Décision de la commission : la commission propose d'adopter cet article ainsi modifié.
* 16 http://www.assemblee-nationale.fr/dyn/15/amendements/3360C/AN/3526
* 17 Article 125 de loi n° 2005-1720 du 30 décembre 2005 de finances rectificative pour 2005, introduit par l'amendement n°167 de M. Éric DOLIGÉ, sénateur, repris par le Gouvernement https://www.senat.fr/seances/s200512/s20051220/s20051220032.html#section7456 .
* 18 Voir notamment les 3 dernières reconductions : Article 96 de la loi n° 2011-267 du 14 mars 2011 d'orientation et de programmation pour la performance de la sécurité intérieure ; article 119 de la loi n° 2014-1654 du 29 décembre 2014 de finances pour 2015 et article 170 n° 2017-1837 du 30 décembre 2017 de finances pour 2018.
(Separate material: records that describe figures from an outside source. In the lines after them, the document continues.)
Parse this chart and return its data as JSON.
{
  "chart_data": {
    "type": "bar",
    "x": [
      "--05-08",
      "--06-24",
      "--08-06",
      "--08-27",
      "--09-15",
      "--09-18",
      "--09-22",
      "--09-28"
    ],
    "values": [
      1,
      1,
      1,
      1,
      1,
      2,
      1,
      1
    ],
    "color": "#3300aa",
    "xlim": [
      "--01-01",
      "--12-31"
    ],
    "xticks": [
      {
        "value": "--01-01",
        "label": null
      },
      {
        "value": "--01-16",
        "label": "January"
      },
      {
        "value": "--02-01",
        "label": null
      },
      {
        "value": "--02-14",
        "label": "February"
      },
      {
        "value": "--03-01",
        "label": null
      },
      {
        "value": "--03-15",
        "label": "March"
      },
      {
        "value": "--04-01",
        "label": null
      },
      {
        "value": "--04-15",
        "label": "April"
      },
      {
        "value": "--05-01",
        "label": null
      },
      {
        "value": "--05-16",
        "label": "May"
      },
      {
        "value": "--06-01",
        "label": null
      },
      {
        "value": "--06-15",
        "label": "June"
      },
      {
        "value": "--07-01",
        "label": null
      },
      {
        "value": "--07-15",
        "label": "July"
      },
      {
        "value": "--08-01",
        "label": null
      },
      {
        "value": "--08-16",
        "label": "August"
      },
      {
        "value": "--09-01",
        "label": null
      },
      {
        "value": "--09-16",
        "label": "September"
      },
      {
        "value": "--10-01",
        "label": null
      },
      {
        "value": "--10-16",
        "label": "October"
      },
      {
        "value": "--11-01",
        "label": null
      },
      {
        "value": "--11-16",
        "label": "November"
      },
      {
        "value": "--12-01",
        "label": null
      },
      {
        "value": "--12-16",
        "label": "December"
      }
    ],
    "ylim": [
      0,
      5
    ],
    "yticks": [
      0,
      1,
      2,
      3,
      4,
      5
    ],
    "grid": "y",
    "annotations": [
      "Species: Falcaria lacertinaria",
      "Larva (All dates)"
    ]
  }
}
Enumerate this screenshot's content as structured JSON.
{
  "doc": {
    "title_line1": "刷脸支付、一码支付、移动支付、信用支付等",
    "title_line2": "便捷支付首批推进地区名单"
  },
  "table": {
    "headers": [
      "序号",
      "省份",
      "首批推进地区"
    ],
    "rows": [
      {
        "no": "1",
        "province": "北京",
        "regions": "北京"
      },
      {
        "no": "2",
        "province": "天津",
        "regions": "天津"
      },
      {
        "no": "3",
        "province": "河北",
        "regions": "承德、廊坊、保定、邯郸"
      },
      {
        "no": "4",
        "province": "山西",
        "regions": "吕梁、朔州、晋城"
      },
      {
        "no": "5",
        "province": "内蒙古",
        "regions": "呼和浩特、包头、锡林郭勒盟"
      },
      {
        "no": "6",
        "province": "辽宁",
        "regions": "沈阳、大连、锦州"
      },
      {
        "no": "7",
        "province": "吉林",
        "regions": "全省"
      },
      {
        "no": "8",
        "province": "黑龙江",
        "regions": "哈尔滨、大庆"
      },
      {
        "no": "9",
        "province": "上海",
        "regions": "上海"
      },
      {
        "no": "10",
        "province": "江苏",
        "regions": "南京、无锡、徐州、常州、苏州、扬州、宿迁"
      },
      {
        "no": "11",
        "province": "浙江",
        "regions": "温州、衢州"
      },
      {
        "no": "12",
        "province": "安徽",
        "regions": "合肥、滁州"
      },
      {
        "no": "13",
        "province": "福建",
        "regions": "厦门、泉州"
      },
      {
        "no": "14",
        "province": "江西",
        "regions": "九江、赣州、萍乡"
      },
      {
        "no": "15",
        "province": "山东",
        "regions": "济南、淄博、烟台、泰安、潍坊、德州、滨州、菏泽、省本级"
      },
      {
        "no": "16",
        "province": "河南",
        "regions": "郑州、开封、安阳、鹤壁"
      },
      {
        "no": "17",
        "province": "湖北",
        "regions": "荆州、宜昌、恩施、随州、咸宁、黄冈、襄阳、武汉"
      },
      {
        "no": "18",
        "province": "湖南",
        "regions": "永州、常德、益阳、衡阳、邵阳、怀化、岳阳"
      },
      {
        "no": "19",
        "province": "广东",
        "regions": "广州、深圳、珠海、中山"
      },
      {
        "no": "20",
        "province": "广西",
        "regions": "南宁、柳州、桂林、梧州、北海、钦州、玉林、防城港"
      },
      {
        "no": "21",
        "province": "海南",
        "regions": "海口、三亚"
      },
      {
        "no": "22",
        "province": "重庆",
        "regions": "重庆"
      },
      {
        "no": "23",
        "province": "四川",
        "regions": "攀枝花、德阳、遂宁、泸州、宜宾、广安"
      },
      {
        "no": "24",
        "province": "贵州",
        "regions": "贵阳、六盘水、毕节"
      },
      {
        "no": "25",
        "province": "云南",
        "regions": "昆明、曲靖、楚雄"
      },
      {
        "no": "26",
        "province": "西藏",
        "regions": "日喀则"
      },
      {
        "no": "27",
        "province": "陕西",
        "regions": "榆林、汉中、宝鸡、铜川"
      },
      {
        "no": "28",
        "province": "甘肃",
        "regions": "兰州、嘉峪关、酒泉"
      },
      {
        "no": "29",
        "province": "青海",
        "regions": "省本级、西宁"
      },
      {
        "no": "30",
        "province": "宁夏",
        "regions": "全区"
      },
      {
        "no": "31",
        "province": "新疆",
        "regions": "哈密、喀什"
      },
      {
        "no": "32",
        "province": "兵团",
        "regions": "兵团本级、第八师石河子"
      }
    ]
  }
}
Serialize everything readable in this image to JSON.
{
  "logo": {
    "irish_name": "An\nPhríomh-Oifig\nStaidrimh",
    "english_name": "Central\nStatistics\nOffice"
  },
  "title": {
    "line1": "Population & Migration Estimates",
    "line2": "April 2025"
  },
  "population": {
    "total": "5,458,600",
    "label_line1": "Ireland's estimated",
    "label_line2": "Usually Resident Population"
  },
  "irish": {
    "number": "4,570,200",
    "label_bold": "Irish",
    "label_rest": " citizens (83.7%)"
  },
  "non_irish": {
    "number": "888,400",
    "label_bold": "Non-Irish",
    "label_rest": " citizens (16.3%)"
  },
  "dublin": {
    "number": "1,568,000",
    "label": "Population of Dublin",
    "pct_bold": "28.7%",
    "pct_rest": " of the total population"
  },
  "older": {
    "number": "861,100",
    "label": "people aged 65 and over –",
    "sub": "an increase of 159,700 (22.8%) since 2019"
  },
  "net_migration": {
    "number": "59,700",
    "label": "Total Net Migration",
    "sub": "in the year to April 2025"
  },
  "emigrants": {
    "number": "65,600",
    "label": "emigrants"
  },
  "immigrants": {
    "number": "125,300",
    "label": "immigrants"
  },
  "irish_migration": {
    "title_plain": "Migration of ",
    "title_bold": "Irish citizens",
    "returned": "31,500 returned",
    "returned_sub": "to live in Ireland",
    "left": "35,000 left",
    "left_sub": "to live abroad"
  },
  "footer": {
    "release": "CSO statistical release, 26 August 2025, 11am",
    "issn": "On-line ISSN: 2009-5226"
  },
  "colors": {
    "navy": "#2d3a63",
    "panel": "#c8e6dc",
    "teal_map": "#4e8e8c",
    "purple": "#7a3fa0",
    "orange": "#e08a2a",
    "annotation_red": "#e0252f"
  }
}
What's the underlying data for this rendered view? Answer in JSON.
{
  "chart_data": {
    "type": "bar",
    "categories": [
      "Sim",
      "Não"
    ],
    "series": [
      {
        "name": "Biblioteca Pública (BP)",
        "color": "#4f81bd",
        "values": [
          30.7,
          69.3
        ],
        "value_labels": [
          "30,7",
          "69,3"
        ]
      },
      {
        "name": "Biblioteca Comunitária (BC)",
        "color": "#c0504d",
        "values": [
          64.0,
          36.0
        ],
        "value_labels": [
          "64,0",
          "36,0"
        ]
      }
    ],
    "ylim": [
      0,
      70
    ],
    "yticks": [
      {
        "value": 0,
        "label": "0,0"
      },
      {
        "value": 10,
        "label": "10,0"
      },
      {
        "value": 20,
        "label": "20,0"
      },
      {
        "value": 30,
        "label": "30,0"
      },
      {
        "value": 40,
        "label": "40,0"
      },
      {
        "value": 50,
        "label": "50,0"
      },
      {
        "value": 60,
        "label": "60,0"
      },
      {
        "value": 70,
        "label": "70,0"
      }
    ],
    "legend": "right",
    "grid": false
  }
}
* 19 Amendement n°II-1136 du Gouvernement sur le projet de loi de finances pour 2021 http://www.assemblee-nationale.fr/dyn/15/amendements/3360C/AN/1136 .
* 20 Voir notamment le rapport n° 477 (2015-2016) de M. André REICHARDT, fait au nom de la commission des lois , déposé le 16 mars 2016, sur le projet de loi de ratification de cette ordonnance.
* 21 Rapport de M. Philippe DOMINATI , fait au nom de la commission des finances, déposé le 23 novembre 2017 http://www.senat.fr/rap/l17-108-328-1/l17-108-328-18.html#toc114 .
* 22 Amendement n°II-1136 du Gouvernement sur le projet de loi de finances pour 2021 http://www.assemblee-nationale.fr/dyn/15/amendements/3360C/AN/1136 .
* 23 Livre blanc de la sécurité intérieure publié le 16 novembre , pages 316 et 321.
* 24 Voir notamment le rapport de M. Jean-Patrick COURTOIS, rapporteur de la commission des lois sur le projet de loi LOPPSI 2 http://www.senat.fr/rap/l09-517/l09-51727.html#toc221 .
* 25 Livre blanc de la sécurité intérieure publié le 16 novembre , page 327.